My sister tells me that having a peritonsillar abscess is no excuse for skipping a blog posting. Yesterday I was plagued by an inability to swallow without insane pain. Like, every time I forced myself to choke down some water so I wouldn't completely dehydrate, I also had to punch myself in the leg. I got a milkshake, and I didn't want any of it. Maybe you don't know this about me, but I might cut off a limb if it meant I could get some ice cream. So, this whole not wanting a milkshake business? Not normal.
This is all to say that I am disagreeing with my sister. I firmly believe I was well within my rights to slack off this week. Even now, drinking water or trying to eat applesauce or another milkshake is not the most pleasant experience, but it seems like the antibiotics and anti-inflammatory drugs are working their magic. Which means that next week's excuse will be the holiday, and not this blogger's extreme illness.
And now I have to tell you that I don't even know how to write about a makeover show. It's not like I took pictures of every couple who got the Carson Kressley treatment, so what good does it do for me to say, "This was a good makeover" or "They looked really great"? Answer: It does no good at all.

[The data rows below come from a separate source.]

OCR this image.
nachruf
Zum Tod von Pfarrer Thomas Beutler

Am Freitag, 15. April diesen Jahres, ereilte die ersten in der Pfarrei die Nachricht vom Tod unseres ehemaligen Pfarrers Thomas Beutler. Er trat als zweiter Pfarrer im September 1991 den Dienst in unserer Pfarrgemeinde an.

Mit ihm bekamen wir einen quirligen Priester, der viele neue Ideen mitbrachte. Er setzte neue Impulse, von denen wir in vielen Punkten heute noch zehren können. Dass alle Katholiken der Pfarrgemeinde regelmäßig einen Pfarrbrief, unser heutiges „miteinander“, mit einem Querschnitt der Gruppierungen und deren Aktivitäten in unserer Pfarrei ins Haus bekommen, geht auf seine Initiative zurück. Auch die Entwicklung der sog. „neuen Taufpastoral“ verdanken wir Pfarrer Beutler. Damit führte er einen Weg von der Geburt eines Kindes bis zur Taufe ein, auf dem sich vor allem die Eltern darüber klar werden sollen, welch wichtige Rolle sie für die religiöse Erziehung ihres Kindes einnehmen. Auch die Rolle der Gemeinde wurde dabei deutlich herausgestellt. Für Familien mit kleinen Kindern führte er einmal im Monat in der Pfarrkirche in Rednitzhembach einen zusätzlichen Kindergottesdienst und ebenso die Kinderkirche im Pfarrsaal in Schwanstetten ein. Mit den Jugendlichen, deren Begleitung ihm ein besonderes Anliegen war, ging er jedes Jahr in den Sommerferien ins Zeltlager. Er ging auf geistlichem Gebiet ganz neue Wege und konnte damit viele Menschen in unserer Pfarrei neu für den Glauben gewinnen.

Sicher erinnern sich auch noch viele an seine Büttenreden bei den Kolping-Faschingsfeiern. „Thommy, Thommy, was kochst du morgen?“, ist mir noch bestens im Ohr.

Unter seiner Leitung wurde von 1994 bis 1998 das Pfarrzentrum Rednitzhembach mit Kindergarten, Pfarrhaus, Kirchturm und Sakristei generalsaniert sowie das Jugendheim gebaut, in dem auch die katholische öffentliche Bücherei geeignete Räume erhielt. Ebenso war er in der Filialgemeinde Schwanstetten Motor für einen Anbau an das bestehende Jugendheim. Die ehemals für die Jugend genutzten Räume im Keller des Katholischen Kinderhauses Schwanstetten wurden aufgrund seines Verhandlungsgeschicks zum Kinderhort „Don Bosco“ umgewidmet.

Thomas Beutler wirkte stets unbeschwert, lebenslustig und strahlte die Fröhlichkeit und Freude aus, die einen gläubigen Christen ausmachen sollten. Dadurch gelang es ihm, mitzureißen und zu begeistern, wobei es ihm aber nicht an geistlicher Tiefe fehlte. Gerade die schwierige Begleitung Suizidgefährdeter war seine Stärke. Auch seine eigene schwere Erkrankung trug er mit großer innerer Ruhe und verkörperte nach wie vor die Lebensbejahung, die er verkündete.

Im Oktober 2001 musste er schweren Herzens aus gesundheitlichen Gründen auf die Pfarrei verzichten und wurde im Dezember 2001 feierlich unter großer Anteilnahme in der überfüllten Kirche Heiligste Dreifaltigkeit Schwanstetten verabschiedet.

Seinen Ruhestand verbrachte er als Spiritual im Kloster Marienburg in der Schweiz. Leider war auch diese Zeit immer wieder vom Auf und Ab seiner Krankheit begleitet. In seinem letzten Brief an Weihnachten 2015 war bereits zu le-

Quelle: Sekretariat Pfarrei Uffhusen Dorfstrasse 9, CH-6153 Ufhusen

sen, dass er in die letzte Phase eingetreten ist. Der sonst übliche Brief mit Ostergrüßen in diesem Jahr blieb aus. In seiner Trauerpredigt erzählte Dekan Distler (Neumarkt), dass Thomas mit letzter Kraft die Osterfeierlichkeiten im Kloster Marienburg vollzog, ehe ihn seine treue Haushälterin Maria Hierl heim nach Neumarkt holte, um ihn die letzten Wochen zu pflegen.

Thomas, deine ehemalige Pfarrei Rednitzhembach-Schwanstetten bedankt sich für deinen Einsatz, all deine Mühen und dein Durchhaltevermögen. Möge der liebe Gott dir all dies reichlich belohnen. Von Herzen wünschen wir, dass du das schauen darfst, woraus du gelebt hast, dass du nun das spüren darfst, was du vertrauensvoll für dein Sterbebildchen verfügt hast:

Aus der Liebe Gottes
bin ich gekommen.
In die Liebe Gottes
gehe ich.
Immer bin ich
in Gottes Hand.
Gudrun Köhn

So, Kressley has had some major work done on his face. And Oprah herself looked like she could use a makeover during this episode. It's not that she looked bad; it's just that she didn't look like a woman with a nationally syndicated talk show. Unless that nationally syndicated talk show is about women who've just gotten back from the gym after a long day at work.
That's all I have. I'm not joking. Carson has had work done, he's super gay and seems nice enough, and Oprah needed to have him give her the once-over before she came out on stage. The end.